Over the last several months, fund managers and financiers, such as William Gross, have pointed to the advantage of holding real and tangible assets amidst the imbalance and uncertainty created by the low federal interest rates. Appreciating assets include precious metals (e.g. gold) and real estate; both of which can provide high yields. Chief within the real estate category are foreign investments and agriculture. Foreign investments are coveted because of the still sluggish housing market in the United States and farmland because of its productive value. There are, however, several key elements and differences to be considered when investing in agriculture. Understanding these characteristics allows investors to properly diversify their portfolios and benefit from higher yields.
Two of the instruments available to invest in the agriculture industry are Exchange Traded Funds (ETFs) and, a variant of these, exchange traded notes. Agricultural ETFs normally own commodities or track the performance of commodity indexes, such as corn and coffee. Though useful instruments, the main shortcoming of ETFs is that they do not capitalize on the ensemble of agricultural products, particularly those that enjoy the most growth. Representing commodities or agricultural tools, such as tractors and plows, ETFs do not benefit from the growth across the whole food and farmland industry.

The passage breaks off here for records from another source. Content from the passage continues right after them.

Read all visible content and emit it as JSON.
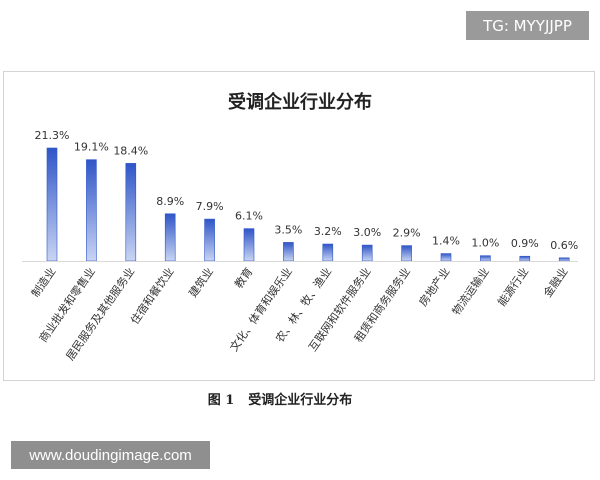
{
  "watermark_top": "TG: MYYJJPP",
  "watermark_bottom": "www.doudingimage.com",
  "caption": {
    "number": "图 1",
    "text": "受调企业行业分布"
  },
  "colors": {
    "bar_top": "#2f55c7",
    "bar_bottom": "#c9d5f3",
    "label": "#333333",
    "axis": "#d9d9d9"
  },
  "chart_data": {
    "type": "bar",
    "title": "受调企业行业分布",
    "categories": [
      "制造业",
      "商业批发和零售业",
      "居民服务及其他服务业",
      "住宿和餐饮业",
      "建筑业",
      "教育",
      "文化、体育和娱乐业",
      "农、林、牧、渔业",
      "互联网和软件服务业",
      "租赁和商务服务业",
      "房地产业",
      "物流运输业",
      "能源行业",
      "金融业"
    ],
    "values": [
      21.3,
      19.1,
      18.4,
      8.9,
      7.9,
      6.1,
      3.5,
      3.2,
      3.0,
      2.9,
      1.4,
      1.0,
      0.9,
      0.6
    ],
    "value_labels": [
      "21.3%",
      "19.1%",
      "18.4%",
      "8.9%",
      "7.9%",
      "6.1%",
      "3.5%",
      "3.2%",
      "3.0%",
      "2.9%",
      "1.4%",
      "1.0%",
      "0.9%",
      "0.6%"
    ],
    "xlabel": "",
    "ylabel": "",
    "ylim": [
      0,
      21.3
    ],
    "grid": false,
    "legend": "none"
  }
}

While agricultural commodities and inputs have shown resilience and experienced growth over the last decade, the fast growing agriculture industry goes beyond extensively cultivated row crops. Amongst the most lucrative agricultural products are nuts, fruits, and other niche products geared towards specific sectors of the consumer goods market. In this regard, Farmland Real Estate Investment Trusts (REITs) have a higher potential to benefit from and reflect the gains of both row crops as well as permanent crops. Though relatively limited in the US exchanges and not so lucrative over the last several years, Farmland REITs do represent a wide spectrum of agricultural products from strawberries and avocados to corn and cattle.
One of the main issues with the two instruments exposed above is that they focus of domestic US production and farmland. Furthermore, because farmland is relatively new to the financial markets and because of their small market size (under US$150 million market-cap), REITs and ETFs experience liquidity and price stability issues. Having low trading volumes, agricultural ETFs and REITs are exposed to significant changes in price provoked by relatively small transactions of one or two-thousand shares. Finally, because they are micro-cap entities, institutional investors are limited by the percentages binding single-holder participation.